A smiling woman, dark, forty-ish, approached Agnes with a fresh cup of lemonade. ‘Sorry about that. We always seem to be short of men at these dances, and Bella and Meg can be a little boisterous when there’s fresh meat around. Like big birds on the prowl.’
‘Fresh meat? George will be flattered. Nothing fresh about us, I’m afraid.’
‘Oh, I wouldn’t say that; you’re making a fine impression.’ She stuck out her hand to shake. ‘I am Marina Irwin. My husband Oliver is out there somewhere.’
‘Irwin. Oh, it’s your boy who’s babysitting for us tonight. Nikos?’
‘That’s right. For a suitable fee, I’m sure. Quite the capitalist, my Nikos, for a twelve-year-old boy who’s grown up out in the green.’
‘It’s kind of him to miss the dance for us.’
‘Well, it was a sacrifice for him. But give him another year and we won’t be able to prise him away from the girls …’
Maybe, Agnes thought doubtfully. She had met rather a lot of twelve-year-old boys during her years in the Home in Madison, and Nikos struck her immediately as a decent enough kid – but a kid with a secret, a big one, an observation that had nagged at her since she’d met him.
Marina was still talking. ‘… I wouldn’t object if you gave him some work on your farmstead, by the way. It would be good for him to have some experience of that. Not many of us farm any more.’

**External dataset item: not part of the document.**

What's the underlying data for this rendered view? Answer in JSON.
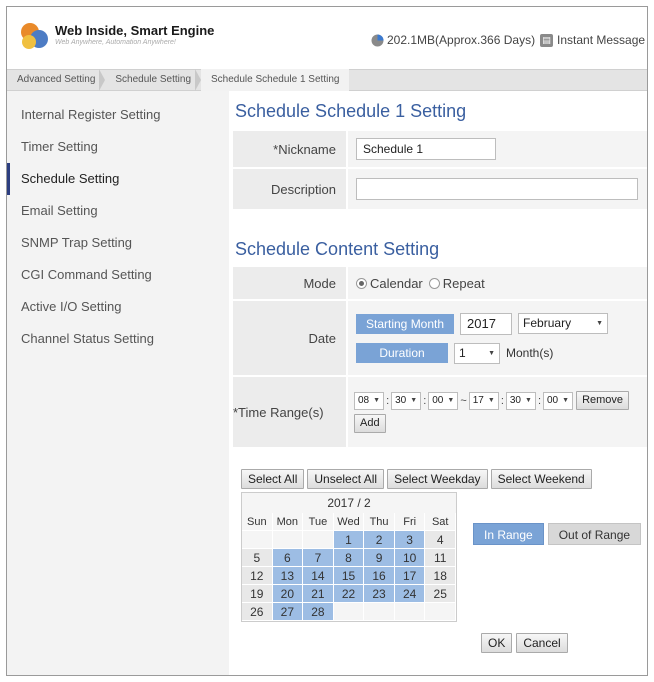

Agnes pointed. ‘Sheep over there.’
‘Sure. We keep sheep mostly for the wool,’ and she smoothed her own dress, which, Agnes saw in the uncertain light, was knitted, and tinted a pleasant apple-green, presumably by some vegetable dye. ‘All you get from the local furballs – the forest animals – are scraps of skin. The feathers from the big birds are more useful, actually.’ Her voice had a pleasant lilt, Mediterranean, perhaps Greek, Agnes thought. ‘We do raise some crops – mostly potatoes, for the Stepper boxes. And for emergency food reserves, though this world is so clement we rarely need to dig into those.’ Though, even as she said that, the breeze picked up again, and Marina pushed loose hair from her forehead with a puzzled frown. She went on, ‘The first people here intended to go in for farming – they cleared the forest, marked out fields, the works. The old Barrow place up on Manning Hill, that you’ve taken over? That was one of them, as you’ll have guessed. And the old Poulson house is another – you know, the swap house, our local haunted house! My Nikos spends half his life in there, I think it’s a kind of clubhouse for him and his buddies. He’ll grow out of that.’